Custom gestures from raw landmarks
Disable the classifier and listen for raw landmarks to build your own pose/dwell/swipe logic:
const plugin = createAirpointPlugin({
video,
manifest: {
runtime: {
emitRawLandmarks: true,
assets: { basePath: "/airpoint" },
},
tracking: { config: { enableMLClassifier: false } },
},
});
plugin.on("raw_landmarks", (event) => {
// your pinch / dwell / swipe logic
});The built-in
intentsmap is driven by SDK pose events. Plugging a custom recognizer directly into that pipeline isn't a stable public API yet — for now, custom heuristics live in your app code on top ofraw_landmarksandmove.
SSR / Next.js
Camera, DOM, and MediaPipe all need browser APIs. Create the plugin only in client-side code (a useEffect, a dynamic import, etc.).
API reference
Stable v0 surface — won't break in patch/minor releases:
| Export | Purpose |
| ----------------------------------------------- | ----------------------------------------------------------------------- |
| createAirpointPlugin(options) | Main entry. Wires a video, manifest, and adapter into a running plugin. |
| createAirpointCursorOverlay(options) | Prebuilt cursor with click animations. |
| createAirpointDomAdapter(options) | Framework-agnostic DOM adapter. |
| validateAirpointManifest(manifest) | Throws on invalid manifests. Useful in tests. |
| normalizeAirpointManifest(manifest) | Fills in defaults; returns the resolved manifest. |
| resolveAirpointSdkAssetPaths(assets) | Resolves the full set of runtime asset URLs. |
| getAirpointSdkRequiredAssets(assets, profile) | Lists assets required for a given profile. |
| validateAirpointSdkAssets(assets, profile) | Verifies assets are reachable. |
Types: AirpointPlugin, AirpointPluginManifest, AirpointHostAdapter, AirpointIntent.
About AirMouse
If you've ever tried to write your own gesture detection on top of hand landmarks, you know how it goes: a pinch threshold that works for your hand but not your coworker's, a "click" that fires when someone scratches their nose, distance heuristics that fall apart the moment the hand tilts. It's a lot of trial and error, and the result is usually still flaky.
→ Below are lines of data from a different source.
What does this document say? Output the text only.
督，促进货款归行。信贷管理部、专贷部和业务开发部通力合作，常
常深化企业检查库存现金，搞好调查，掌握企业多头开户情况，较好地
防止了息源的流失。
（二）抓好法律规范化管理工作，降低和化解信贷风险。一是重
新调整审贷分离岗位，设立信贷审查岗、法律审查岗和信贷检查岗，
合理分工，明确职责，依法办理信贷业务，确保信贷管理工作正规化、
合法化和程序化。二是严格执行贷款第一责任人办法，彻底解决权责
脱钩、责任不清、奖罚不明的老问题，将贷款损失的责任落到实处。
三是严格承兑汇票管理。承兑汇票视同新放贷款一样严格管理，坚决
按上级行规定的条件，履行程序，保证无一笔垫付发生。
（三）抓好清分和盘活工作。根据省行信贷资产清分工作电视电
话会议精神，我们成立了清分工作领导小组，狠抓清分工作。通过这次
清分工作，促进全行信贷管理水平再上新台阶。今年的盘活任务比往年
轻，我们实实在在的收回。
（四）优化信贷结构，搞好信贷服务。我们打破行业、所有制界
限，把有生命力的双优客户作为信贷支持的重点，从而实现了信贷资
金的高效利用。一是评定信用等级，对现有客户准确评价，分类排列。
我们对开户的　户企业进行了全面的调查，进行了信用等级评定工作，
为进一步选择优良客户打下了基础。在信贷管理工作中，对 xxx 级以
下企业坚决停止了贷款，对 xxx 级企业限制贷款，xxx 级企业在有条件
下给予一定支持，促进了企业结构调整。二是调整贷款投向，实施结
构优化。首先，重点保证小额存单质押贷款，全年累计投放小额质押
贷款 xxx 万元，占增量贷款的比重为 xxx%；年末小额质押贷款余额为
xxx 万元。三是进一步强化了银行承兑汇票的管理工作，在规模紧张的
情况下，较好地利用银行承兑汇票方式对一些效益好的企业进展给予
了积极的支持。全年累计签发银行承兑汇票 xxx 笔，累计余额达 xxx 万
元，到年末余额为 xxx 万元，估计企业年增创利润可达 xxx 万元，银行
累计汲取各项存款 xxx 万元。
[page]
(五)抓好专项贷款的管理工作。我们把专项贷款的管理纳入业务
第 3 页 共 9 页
AirMouse is the model we built so you don't have to do that.
It's a temporal convolutional network (TCN) trained on a hand-collected, hand-labeled dataset of pinches, clicks, grabs, scrolls, and idle motion across many hands, lighting conditions, and camera angles.
| Metric | airmouse-4.3-onnx |
| ---------------------------- | ------------------------------------------------ |
| Test accuracy | 97.73% |
| Inference (ONNX, in-browser) | ~1–2 ms / frame |
| Gesture classes | idle, click, right_click, grab, scroll |
| Runtime | ONNX Runtime Web (WASM, on-device) |
Runs locally — no frames leave the user's machine.
Licenses are how the model and the rest of Airpoint stay maintained. Grab one at airpoint.app, or reach out if you're a student, researcher, or OSS maintainer.
Contributing
PRs and issues welcome. The repo is a small pnpm workspace.
pnpm install
pnpm typecheck
pnpm test
pnpm build
pnpm dev:example # runs examples/basicThe example app lives in examples/basic. Copy .env.example to .env.local and set VITE_AIRPOINT_API_KEY to try AirMouse; without a key it uses the heuristic engine.
Questions? [email protected].
License
Apache-2.0. MediaPipe and ONNX Runtime browser assets are covered by their upstream licenses — see NOTICES.md.
The AirMouse model is not part of the OSS package and is delivered separately under its own terms.